Sayfalarca doldurduğun, kariyerinin her ayrıntısını yazdığın CV’lerin nerede, bir saati bulan yaz tatili hatıraların, beş sene önce izlediğin, aklının köşesine sinen o maçın o en güzel ânı, çocuğunu ilk kucağına alışın, okulundan mezun olduğun gün, “bilindik” bilinmeyene giderken aklına mı gelecek sanıyorsun?

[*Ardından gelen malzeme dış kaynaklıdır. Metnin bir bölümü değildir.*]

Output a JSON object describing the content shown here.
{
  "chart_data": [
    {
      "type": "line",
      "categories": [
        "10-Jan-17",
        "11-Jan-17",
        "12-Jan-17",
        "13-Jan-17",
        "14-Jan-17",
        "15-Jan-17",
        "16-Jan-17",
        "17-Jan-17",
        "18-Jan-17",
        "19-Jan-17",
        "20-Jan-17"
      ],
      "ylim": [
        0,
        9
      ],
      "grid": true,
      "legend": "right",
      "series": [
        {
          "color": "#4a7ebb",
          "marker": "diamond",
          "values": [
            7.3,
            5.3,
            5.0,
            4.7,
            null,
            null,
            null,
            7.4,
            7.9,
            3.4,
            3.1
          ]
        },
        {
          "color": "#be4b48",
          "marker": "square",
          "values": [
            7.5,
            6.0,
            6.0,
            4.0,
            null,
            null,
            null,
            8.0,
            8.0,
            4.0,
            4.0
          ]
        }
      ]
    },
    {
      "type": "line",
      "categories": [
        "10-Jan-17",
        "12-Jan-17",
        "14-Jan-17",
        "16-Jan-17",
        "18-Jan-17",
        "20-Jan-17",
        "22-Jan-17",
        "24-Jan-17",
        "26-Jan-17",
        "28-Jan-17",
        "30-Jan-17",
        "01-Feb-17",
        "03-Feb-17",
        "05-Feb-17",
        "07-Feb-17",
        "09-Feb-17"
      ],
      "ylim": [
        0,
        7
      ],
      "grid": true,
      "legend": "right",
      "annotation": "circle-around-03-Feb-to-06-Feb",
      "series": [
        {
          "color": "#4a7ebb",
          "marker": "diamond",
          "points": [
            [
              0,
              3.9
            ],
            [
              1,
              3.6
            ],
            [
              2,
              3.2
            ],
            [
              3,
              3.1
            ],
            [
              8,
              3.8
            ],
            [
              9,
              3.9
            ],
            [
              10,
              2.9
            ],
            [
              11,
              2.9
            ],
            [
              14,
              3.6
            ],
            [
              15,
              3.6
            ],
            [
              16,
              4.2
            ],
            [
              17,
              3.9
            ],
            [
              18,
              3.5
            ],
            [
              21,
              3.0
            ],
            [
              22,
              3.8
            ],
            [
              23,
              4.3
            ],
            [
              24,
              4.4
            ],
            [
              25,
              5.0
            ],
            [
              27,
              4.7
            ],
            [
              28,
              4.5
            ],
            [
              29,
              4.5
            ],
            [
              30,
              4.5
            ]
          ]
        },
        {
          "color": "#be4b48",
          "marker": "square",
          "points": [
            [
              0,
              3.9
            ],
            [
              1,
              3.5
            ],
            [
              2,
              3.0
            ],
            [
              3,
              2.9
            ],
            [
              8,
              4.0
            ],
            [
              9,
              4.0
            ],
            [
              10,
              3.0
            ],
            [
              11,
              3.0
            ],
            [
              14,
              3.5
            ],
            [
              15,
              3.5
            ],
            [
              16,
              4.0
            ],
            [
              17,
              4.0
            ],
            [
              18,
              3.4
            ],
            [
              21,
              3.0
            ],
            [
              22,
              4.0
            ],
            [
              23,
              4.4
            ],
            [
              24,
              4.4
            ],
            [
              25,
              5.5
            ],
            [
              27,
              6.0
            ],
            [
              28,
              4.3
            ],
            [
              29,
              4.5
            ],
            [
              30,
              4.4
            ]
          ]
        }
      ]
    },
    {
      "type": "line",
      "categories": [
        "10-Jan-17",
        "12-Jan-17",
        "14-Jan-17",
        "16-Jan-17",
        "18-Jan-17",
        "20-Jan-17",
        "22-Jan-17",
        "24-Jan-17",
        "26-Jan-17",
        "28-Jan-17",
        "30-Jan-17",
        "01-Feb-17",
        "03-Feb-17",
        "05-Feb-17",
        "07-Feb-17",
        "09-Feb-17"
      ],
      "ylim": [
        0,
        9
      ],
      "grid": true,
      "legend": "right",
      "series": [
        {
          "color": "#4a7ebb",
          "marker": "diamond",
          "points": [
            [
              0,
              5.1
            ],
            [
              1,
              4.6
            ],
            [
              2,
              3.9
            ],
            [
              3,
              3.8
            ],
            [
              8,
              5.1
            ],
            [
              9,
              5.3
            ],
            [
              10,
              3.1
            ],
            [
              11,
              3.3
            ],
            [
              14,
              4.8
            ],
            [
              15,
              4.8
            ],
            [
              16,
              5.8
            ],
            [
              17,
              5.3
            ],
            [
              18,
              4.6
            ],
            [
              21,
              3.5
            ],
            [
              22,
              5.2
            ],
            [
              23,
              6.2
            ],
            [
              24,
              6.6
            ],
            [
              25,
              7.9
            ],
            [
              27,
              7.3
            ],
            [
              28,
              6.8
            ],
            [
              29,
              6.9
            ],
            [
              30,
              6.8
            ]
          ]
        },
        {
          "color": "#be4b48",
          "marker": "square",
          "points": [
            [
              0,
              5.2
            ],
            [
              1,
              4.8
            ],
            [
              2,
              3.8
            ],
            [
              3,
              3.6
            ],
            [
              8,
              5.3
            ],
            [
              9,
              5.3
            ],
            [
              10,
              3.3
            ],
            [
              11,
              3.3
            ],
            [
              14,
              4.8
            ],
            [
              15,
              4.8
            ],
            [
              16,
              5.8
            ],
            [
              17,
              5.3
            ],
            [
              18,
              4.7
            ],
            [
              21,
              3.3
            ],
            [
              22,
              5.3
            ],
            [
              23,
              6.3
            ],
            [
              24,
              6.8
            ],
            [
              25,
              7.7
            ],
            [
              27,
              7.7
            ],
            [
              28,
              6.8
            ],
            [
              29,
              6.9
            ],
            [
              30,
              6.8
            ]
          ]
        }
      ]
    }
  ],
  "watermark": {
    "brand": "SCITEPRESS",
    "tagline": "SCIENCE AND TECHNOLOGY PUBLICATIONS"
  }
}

Haydi diyelim ki dünyevî şeylerle vaktini çok harcamadın… O kıldığın namaz mı gelecek aklına veya ilk umren, o meşk geceleri…
Hiçbir şey.
Bir hiç olduğunu anlayacakken, aklına gelenin bir hiç olması da ne demek acaba?
Neden bu kadar kavga mâdem öyle?

***

Sonu olan başlangıç ile sonu olmayan başlangıç arasında geçen sürede pek çok şey girdi hayata, pek çoğu geldi-geçti, pek çoğu çıktı.

Kişinin kemâline yolculuğunda hepsi birer vazifeliydi.
Herkes birbirinin yolculuğu için vazifeli.
Sen çocuğun için, çocuğun senin için, sen baban için, baban arkadaşı için, babanın arkadaşı onun için, o şunun için.
Bu ne müthiş bir düzen!
Kader dediğin ne diye sorup duruyorsun ya, al sana kader.
“Her şey bizim içindir ama hiçbir şey bizim değildir.”
Değil mi?

***

Anneanne demeyi severdim.
Eski İstanbul’u sorardım, anlatırdı.
Blok blok üstümüze çöken İstanbul’un, inci gibi ruhları işlediği zamanlarını anlatırdı.
Mânâdan bahsederdi.
Fakir bilmezdi, o bilirdi. Fakir görmezdi, o görmüştü.
Sonradan öğrendim:
“Keşke yola baş koysa” dermiş.
Son görüştüğümüzde “sana duâ edeceğim, sen de bana duâ et” demişiz.
Etmiş.
Vesselâm.

***

Şehit olanlara ne mutlu.
Şehit demek şâhid olan demek değil mi?
Onlar diridirler fakat biz anlamayız.